The Tower All of Paris Wanted Torn Down
When Gustave Eiffel unveiled his iron tower for the 1889 World's Fair, three hundred of France's most prominent artists and intellectuals signed a furious petition against it. They called it "a dishonor to the city," a "metal asparagus," a grotesque skeleton of bolts and beams that would scar the Parisian skyline forever. The city council granted a twenty-year permit, fully expecting it would be dismantled in 1909. No one imagined it would last.
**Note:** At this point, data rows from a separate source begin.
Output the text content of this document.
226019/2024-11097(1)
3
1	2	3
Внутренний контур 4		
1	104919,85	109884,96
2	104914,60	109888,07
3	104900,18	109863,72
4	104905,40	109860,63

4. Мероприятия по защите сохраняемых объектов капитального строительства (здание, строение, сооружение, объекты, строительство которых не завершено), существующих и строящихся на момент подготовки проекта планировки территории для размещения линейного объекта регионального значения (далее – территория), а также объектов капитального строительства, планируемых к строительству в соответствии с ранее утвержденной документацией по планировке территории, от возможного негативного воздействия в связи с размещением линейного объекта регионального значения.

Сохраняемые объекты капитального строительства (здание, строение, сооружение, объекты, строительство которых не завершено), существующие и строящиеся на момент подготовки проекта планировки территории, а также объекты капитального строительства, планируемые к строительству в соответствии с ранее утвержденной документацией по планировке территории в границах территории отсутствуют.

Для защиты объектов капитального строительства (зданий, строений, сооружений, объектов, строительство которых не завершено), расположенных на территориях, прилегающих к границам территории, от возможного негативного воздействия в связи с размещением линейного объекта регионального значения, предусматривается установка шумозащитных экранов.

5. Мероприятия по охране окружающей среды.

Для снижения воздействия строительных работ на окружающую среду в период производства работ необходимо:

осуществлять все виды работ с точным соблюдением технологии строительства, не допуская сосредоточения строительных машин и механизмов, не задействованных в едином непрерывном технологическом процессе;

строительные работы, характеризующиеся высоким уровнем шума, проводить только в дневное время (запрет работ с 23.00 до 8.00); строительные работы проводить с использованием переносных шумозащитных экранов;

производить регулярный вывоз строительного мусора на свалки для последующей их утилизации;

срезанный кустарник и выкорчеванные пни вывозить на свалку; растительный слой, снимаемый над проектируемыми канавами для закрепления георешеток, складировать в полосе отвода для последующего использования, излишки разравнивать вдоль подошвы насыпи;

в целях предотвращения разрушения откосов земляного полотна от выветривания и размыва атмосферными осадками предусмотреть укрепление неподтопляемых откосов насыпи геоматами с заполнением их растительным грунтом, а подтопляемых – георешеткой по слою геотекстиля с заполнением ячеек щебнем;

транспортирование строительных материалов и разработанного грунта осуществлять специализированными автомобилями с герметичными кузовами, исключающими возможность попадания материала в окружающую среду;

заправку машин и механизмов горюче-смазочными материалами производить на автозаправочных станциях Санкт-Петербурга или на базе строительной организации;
Yet something shifted. The tower proved indispensable for radio transmission, for weather observation, for science no one had anticipated. Year after year, the demolition date was quietly postponed. Today, the Eiffel Tower is not merely a landmark — it is Paris itself. Nearly seven million people climb it every year. The very thing the cultural elite rejected became the cornerstone of the city's identity.
The psalmist knew this pattern intimately. "The stone the builders rejected has become the cornerstone. The Lord has done this, and it is marvelous in our eyes." What the powerful dismiss, the Almighty exalts. What the world discards, God places at the foundation.
This is the testimony of every believer who has walked through seasons of rejection, failure, or invisibility — only to discover that the Most High was building something no one else could see. Give thanks to the Lord, for He is good. His love endures forever. And the things He builds, no petition can tear down.